Viewing page 28 of 73

This transcription has been completed. Contact us with corrections.

We were pulled out of bed to take refuge under the roof of my grandparents in Clifton Arizona. Our trip began first through Tempe then over the bridge and the Salt River down below. During most of the months the river was dry. People would live under the bridge and make their way out during the day looking for work. Then came Mesa, which was the last town were you could stay before the desert was laid out on both sides of the road. You could rent a motel room in Mesa at the Motor Lodge. Your car would be parked and protected right next to your room. It was as if both you and your car were given a place to stay and given a bed. By the time we left our carport and drove through Mesa the No Vacancy signs were turned on. All the rooms and spaces were taken. I always wanted to know what kind of vacation other people were taking as they pulled into the motor lodges. Were the children pulled out of their beds with pillows and stuffed animals in the car driven my a mother wrapped in self-disctruction?

As we would all claim our spaces in the back seat our bodies would overlap. We tried to keep our spaces for sleeping. The beginning was the easy part of the trip. The highway along the desert was flat, giving us the security that we were safe. The saguaro cactus would be lit from the headlights and let us know they were there to guide our car and point the way.

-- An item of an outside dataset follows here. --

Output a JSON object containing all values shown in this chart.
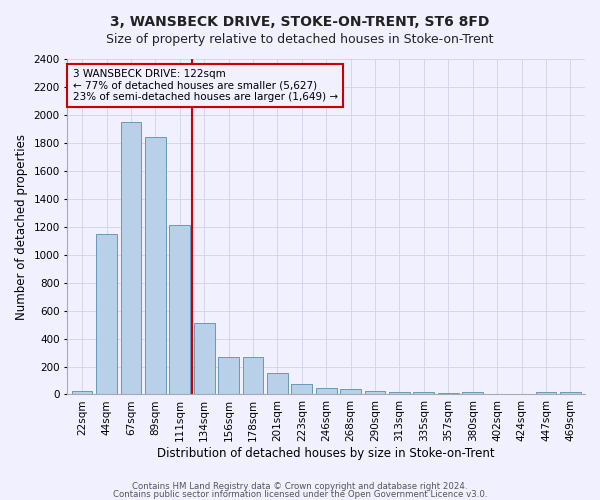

Highway 60 would start to climb and it was no longer a straight line. The turns started to pack us all up against each other. Any touching while awake resulted in hitting and kickick to regain the lost space. We became seals maintaining our fought after space on our rock, the back seat of the car. Now instead of seeing the desert I was aware that the asphalt dropped dangerously below. There was only a few guardrails. This road was to be driven in daylight on the way to a vacation, not at night in anger.

We were entering the Salt River Canyon. Whether we were awake or not we were all issued a warning that this was the first part of the dangerous drive. We were to be absolutely quiet and still. The little seals would have to find their place on the rock and stay. There were roadside shrines and crosses where others had died because they had not paid close attention to the highway as it disappeared into the red rock formation.There was another danger my mother did not know about. This is where Indians had lived. I kept my head down away from the window because there might be an Indian ready to claim back his canyon. An arrow might be pointed our way. This was the kind of area where they filmed westerns. This fit, Indians were out there waiting for a fleeing car. My mother never watched westerns.

During this part of the trip my mother never smoked. Her cigarette was smashed in the ashtray leaving a trail of smoke drifting to the back seat. She never lit another one until we were in the mining towns of Superior,Miami and the last one Globe. She needed all her attention and angry fuel to drive us through the canyon. The thought of becoming a highway marker in the shape of a cross was mare than even she wanted to imagine.